Directed by: John Carpenter
Written by: John Carpenter
Starring: Austin Stoker, Darwin Joston, Laurie Zimmer, Martin West, Tony Burton, Charles Cyphers
Simplicity in filmmaking while lacking the frills can provide some incredibly fun and raw storytelling. By also having a master of simple filmmaking at the helm and penning the script, you just know that an enjoyable experience will be on the way. Assault on Precinct 13 delivers just that with the way it takes influences from other genres and puts it together for a controlled and compact thrill ride.
After several gang members get killed by the LAPD, the leaders vow revenge. Concurrently, Lt. Ethan Bishop (Austin Stoker) gets sent to Precinct 13 as it’s set to be decommissioned and only a skeleton staff remains as it shuts down. After a flurry of events occur, Bishop and the rest of the folks still at the precinct must fend for themselves as they’re ambushed from all sides by this gang with the building and their limited firearms being their only protection.
The buildup to the story within this film succeeds because of its simplicity. The premise and the backstory don’t really matter because the film sets up for blood-thirsty gang members trying to kill everyone within the precinct. Due to the location of the precinct, it lands in a sparsely populated area of Los Angeles, which means the gunshots will not be that widely heard, therefore eliminating the possibility for assistance. In the building, we have some police officers, secretaries, and prisoners that were escorted to the precinct initially for a quick stop but now got stock in this messy situation. The rest of the film details the efforts to survive the potential onslaught that awaits them.
The film comes together through the mind of John Carpenter, who knows how to take a simple premise and make it shine. He would do this similarly and more famously two years later with Halloween. His work in this film shows that he can build a tense atmosphere and put his characters up against a wall. These characters are outmanned and have far less weaponry to take on their foes. While watching it, I could not help but feel the influences of George Romero’s Night of the Living Dead, but instead of zombies, put in gangsters. It creates that fear for the unknown and the feeling that they could break-in at any minute.

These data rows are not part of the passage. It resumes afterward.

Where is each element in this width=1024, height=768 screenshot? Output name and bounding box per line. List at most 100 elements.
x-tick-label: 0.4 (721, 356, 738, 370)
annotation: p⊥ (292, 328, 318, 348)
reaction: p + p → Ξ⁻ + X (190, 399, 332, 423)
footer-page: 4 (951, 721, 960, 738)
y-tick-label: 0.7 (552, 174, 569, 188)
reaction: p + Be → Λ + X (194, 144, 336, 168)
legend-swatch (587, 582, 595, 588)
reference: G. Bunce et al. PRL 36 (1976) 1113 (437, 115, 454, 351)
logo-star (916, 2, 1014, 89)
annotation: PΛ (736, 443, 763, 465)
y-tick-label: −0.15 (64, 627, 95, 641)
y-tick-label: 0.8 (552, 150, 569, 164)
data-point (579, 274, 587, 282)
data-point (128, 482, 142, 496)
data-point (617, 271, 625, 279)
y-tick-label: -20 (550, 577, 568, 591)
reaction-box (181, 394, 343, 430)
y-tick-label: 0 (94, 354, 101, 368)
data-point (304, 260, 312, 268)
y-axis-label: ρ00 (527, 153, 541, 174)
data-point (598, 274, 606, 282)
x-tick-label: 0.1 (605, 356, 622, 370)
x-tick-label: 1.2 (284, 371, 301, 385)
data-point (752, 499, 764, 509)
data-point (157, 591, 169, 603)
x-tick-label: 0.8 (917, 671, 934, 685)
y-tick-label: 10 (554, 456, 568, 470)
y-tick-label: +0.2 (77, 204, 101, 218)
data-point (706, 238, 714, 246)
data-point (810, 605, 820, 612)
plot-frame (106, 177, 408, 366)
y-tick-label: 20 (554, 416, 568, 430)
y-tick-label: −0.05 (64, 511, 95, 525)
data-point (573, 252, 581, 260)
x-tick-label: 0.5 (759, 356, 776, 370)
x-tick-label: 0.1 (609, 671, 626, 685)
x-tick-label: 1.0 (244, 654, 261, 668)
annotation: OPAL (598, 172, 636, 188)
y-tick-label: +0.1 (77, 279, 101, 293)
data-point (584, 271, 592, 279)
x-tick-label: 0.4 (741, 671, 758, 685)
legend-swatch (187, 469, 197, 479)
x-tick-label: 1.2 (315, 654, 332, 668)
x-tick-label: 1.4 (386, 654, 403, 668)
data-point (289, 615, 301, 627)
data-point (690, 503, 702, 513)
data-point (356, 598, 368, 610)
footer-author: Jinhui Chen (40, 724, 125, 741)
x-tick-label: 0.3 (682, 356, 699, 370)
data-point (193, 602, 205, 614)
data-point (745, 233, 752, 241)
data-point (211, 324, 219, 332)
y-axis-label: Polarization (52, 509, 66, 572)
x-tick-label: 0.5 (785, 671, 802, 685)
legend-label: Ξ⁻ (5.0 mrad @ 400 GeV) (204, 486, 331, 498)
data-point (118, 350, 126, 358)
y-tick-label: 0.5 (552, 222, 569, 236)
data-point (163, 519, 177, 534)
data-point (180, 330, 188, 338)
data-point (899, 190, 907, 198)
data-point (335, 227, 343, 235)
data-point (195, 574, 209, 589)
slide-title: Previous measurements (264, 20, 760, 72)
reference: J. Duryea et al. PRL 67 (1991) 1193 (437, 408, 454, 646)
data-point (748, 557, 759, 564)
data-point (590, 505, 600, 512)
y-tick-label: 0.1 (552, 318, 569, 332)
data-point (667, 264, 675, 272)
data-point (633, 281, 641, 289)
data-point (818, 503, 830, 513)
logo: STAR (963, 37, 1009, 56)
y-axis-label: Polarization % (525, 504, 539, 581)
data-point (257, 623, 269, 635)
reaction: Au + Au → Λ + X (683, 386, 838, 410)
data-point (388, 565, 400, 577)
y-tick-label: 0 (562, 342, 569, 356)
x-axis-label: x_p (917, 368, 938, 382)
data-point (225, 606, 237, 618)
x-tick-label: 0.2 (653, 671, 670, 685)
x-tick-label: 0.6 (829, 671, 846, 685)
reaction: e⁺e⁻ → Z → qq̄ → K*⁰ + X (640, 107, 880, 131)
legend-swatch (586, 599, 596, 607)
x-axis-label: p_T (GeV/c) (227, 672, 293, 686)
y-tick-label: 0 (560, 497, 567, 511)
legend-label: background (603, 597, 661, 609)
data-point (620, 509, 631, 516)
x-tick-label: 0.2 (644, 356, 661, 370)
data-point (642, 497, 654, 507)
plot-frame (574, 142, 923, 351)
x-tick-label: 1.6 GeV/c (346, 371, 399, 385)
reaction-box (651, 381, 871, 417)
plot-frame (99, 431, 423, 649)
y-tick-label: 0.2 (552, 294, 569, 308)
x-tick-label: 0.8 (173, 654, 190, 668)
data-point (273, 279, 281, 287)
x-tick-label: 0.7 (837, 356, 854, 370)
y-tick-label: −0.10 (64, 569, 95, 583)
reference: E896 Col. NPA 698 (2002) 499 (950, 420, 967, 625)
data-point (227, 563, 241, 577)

The only way to survive the night comes from true collaboration from everyone in the building so there comes the time when the officers need to uncuff the prisoners for their assistance. It creates the illusion of mistrust that soon dissipates because human survival instincts kick in. When it comes to surviving an incident like this, all preconceived notions and prejudices must be thrown out the window. That leads to the best results. It also certainly helps that the brutality at hand makes itself evident early on in the film. No one is safe from this attack, therefore differences must be put aside if they want to live to see the next day.
Assault on Precinct 13 definitely looks and feels like a 70s film. Whether it be the very 70s hairstyle to the typical grunge aesthetic employed at that time. Also, add in an incredible soundtrack and it all comes together for something that belongs in that decade but still carries its entertainment value more than 40 years later. The narrative tells a simple story of survival, where no real character growth occurs because they just need to get through this night. With no help in sight, all they have is each other. It provides the thrills and a nice compact story that seeks to entertain and certainly accomplishes just that.